While in the US, at AT&T Labs, he joined a project combining speech with videos. “The work shared the same goals with what Liopa is doing in lip-reading,” he explains.
There, he also worked on visual synthesis and facial animation as well, and he had the opportunity to interact with Dr. Eric Petajan of Bell Labs, considered the father in the lip-reading field.
“However, camera and computer processing power were limited back then. Now, we benefit from huge advancements in these areas,” he says.
In 1999, he moved to the IBM T. J. Watson Research Center, who were starting a project on lip-reading – in Westchester County, NY.
“There was a computational workshop series that CLSP hosts every year. In 2000 one of the topics was on lip-reading – they were many researchers looking at this area in our team – we were all working together to advance the field,” he says.
What were the real-life applications of this research into automated lip-reading?
“We were researching that,” Gerasimos says. “Dictation, and voice-activated car navigation systems – and you could see this as a very noisy environment. We looked at it [lip reading] as a modality that could help make speech more robust.”
“We faced challenges in the visual domain, as well as data – not having enough. There have been tremendous advances in computational power, better algorithms, and more data, since,” he says.
What is most interesting in this area of visual speech recognition?

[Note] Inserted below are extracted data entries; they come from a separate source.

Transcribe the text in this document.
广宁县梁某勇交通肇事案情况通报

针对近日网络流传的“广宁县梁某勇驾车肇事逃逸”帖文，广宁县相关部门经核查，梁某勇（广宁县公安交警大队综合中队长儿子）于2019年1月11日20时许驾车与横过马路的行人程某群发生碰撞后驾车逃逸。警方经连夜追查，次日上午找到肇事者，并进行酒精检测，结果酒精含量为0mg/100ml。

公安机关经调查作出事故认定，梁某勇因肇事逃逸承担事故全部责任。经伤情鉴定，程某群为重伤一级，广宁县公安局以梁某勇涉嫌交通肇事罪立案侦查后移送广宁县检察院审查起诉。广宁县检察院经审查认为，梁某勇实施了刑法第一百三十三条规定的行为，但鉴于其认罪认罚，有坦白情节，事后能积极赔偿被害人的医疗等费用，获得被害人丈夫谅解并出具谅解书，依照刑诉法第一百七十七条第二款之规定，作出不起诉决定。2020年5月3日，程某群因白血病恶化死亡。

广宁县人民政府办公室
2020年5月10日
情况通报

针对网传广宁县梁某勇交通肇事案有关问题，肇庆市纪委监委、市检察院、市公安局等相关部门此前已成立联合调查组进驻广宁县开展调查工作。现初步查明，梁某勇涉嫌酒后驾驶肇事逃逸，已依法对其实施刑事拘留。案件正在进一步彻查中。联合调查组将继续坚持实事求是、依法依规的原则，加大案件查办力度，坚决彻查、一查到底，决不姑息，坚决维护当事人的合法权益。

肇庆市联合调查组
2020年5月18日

Gerasimos says, “Clearly voice assistants is the most interesting domain.”
He says that making the system more robust against background noise, and events that happen as you use the assistants, is paramount.
“Also the in-car domain is very interesting.”
There is a social element to it as well: “This modality can help people with disabilities. It can help traditional speech-based technologies.”
What made you interested in joining Liopa?
He says, “Liopa is in a unique position to be the largest – and to my knowledge also the first – startup focusing on this domain of automated lip-reading. It’s very exciting to see a group of determined people working to bring this technology to market.”
What academic institutions are leading in automated lip-reading research?
- Many universities in the UK have been working on this topic – Oxford and East Anglia, Surrey, Imperial – all have publications from the field in recent years
- In France, the University of Grenoble has published many papers on AV speech processing technologies
- KTH in Sweden has been researching facial animation
He concludes: “In almost every country there are efforts – although not necessarily continually over the years.”
Within 10 years will we develop an unconstrained automated lip-reading application?
“Yes, I believe it is possible – we have seen substantial growth and interest – so we are getting much closer than we were 10 years ago.”